Mu:Screen

Mu:Screen-Three generations of Chinese video art
1 June – 16 July 2010
UTS:GALLERY
Opening Tuesday 1 June 6-8pm
Contemporary Chinese art is now firmly established as a leading force in the
international art world. Operating independently of the commercial sphere, China’s video
art is gaining increasing attention for exciting and daring approaches as it questions a
broad range of issues.
Mu:Screen presents an historical over-view of Chinese video art and provides an
introduction to the breadth of themes and styles in this field. The exhibition includes
work by forefathers of the medium in China, Zhang Peili and Wang Gongxin, alongside
their proteges and new animations by recent graduates.
Including Zhang Peili, Wang Gongxin, Wu Junyong
Chen Shaoxiong, Kan Xuan and Ma Qiusha
Curated by Marie Terrieux
http://www.muscreen.com/
http://www.utsgallery.uts.edu.au/

Intreview
WU JUNYONG: SOCIETY OF THE ABSURD

A little character in a cone-shaped hat has been the focus, muse and hero for Wu Junyong’s creative practice for the past five years. This character has made his appearance in paintings, watercolors, prints, paper cuts, video animation and, more recently, in laser cut brass. With his mischievous smile and caustic gaze on society, the figure could well be Wu himself (they do look conspicuously alike), crossing the oceans and swimming through the centuries that make up the unique and ludicrous carnival that is the landscape of Wu Junyong’s work.

Wu’s protagonist first appeared in 2003, and began wearing his distinctive hat in 2005 as a symbol of power. Just as the king wears a crown, his headdress represents the pyramidal shape of a society that mirrors his own.

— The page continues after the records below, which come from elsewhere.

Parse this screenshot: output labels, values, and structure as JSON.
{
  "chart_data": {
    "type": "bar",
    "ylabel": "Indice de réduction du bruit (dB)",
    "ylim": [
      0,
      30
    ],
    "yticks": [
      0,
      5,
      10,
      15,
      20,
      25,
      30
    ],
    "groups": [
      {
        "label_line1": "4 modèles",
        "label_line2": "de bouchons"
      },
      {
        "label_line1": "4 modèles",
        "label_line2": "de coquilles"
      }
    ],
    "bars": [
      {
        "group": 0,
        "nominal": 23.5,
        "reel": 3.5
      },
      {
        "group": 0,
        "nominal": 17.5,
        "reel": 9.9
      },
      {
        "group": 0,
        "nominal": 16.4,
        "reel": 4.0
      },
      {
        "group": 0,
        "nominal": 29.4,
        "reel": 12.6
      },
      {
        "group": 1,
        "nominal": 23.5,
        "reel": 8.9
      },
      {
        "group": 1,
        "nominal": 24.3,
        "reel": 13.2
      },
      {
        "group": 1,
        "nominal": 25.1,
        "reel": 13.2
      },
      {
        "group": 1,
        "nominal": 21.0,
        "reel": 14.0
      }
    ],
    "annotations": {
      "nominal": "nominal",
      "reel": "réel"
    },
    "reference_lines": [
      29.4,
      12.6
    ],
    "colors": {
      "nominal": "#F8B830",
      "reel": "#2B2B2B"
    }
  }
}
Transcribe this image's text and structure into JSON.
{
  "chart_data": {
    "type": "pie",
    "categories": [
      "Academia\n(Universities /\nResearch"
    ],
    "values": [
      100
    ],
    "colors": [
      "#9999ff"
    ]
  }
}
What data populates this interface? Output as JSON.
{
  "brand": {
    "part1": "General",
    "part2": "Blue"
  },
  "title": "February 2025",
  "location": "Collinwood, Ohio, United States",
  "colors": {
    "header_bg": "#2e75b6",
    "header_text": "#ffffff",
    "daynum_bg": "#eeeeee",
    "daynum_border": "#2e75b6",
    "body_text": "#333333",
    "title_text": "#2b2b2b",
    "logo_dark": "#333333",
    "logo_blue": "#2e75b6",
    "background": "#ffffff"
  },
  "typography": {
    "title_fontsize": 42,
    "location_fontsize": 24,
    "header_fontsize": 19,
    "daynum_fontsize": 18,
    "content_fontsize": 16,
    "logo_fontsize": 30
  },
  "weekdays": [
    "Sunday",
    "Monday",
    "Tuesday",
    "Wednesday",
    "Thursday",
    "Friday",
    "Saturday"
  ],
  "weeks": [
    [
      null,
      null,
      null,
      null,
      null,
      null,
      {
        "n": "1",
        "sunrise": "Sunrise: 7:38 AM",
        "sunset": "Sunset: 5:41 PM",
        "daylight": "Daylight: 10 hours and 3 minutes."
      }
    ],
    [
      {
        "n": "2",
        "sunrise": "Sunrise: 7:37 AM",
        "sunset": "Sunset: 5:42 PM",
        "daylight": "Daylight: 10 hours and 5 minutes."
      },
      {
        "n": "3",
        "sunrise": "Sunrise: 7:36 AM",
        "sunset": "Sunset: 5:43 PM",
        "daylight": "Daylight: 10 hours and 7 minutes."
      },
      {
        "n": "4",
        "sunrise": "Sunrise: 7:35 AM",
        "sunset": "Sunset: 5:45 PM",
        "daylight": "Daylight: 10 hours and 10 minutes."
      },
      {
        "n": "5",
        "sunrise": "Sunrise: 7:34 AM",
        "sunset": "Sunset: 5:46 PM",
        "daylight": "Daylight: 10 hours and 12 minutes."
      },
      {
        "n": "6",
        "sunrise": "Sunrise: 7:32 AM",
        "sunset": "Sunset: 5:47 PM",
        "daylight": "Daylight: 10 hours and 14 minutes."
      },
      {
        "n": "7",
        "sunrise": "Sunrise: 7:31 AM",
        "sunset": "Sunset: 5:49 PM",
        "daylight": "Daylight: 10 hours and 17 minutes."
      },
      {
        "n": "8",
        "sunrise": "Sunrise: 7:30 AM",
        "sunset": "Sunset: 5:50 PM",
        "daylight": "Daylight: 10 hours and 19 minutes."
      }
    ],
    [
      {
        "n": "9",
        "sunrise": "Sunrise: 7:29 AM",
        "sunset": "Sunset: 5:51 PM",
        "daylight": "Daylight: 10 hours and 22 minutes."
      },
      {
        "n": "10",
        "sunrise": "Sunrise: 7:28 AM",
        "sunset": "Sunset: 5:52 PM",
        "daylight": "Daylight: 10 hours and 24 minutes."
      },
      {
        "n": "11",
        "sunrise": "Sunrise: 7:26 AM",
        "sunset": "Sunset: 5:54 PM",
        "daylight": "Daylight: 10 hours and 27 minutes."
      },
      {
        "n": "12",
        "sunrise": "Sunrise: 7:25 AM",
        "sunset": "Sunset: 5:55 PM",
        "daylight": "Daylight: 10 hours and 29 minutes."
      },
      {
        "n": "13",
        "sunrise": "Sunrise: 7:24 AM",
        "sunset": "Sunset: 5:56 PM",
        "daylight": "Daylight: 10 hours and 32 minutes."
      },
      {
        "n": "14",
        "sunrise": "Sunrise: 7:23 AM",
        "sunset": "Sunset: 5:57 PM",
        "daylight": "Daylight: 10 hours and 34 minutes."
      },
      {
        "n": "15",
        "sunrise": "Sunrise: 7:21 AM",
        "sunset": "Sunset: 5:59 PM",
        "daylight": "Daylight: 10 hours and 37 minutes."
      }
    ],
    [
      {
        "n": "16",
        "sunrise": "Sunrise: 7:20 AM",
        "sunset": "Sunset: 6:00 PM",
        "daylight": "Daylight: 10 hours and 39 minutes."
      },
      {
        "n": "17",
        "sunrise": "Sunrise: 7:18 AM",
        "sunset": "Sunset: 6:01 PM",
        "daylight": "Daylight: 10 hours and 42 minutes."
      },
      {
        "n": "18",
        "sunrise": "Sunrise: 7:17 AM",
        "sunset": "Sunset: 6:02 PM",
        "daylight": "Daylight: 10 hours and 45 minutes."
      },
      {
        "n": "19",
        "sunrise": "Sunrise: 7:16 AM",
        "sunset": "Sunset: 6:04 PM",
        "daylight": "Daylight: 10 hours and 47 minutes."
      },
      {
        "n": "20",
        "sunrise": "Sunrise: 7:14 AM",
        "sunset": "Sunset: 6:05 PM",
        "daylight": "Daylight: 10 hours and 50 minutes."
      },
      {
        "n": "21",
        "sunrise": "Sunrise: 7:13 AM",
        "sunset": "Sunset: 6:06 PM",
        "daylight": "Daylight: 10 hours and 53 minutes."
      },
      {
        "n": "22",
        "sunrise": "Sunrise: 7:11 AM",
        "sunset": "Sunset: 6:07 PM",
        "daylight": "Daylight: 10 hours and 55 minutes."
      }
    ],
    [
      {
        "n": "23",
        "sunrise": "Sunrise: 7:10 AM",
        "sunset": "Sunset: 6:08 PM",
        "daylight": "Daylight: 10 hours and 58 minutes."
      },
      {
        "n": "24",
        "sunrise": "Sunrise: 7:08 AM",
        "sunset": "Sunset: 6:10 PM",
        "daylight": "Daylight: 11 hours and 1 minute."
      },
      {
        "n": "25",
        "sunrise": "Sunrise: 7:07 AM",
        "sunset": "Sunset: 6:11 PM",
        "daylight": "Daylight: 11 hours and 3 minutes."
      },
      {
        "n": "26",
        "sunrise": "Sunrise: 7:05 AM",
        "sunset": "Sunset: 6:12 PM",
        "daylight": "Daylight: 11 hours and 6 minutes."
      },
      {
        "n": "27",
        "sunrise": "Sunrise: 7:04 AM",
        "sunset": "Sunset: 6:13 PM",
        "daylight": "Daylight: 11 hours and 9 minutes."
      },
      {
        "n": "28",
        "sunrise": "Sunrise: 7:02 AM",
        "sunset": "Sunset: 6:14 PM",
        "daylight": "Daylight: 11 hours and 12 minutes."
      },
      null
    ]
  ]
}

With a decidedly black humour, we are shown the absurdity of this society’s order, the brutish behaviour of many of its participants and the role that each of us also plays in its construction.

The son of a wood engraver in Fujian province, Wu Junyong always loved to draw, and even in the years before art school had begun to record what he saw as the idiocies of the world around him. This need for critical expression in Wu led to the development of his own visual dialect – a patois of mockery, myths and iconography inspired by classical humanists like da Vinci and Dürer, and their secular explorations of the human being.

Wu’s work over the last five years has seen an evolution from the personal and physiological to more public, sociological issues. The quasi-hysterical Wait Us Rich (2005) expresses an obsession with the body, with a rash, and almost gross, visual vocabulary; the Opera Series work, Parade (2006), is preoccupied with sexuality and its fantasies; while in the more recent Flowers of Chaos (2010) personal concerns have been overtaken by questions relating to history and society’s manipulation of human beings.

Wu Junyong has said the use of new media allows him to fulfil many dreams and expectations on a relatively low budget, the ink and the computer side by side on his desk.

Wu’s art practice has developed over a twelve-year period in the relatively peaceful and moderately sized Hangzhou; however he recently moved to experience the challenges and stimulations of the large city of Beijing. Using the computer terminology of his generation, Wu describes this move as hitting the ‘refresh’ button on his practice.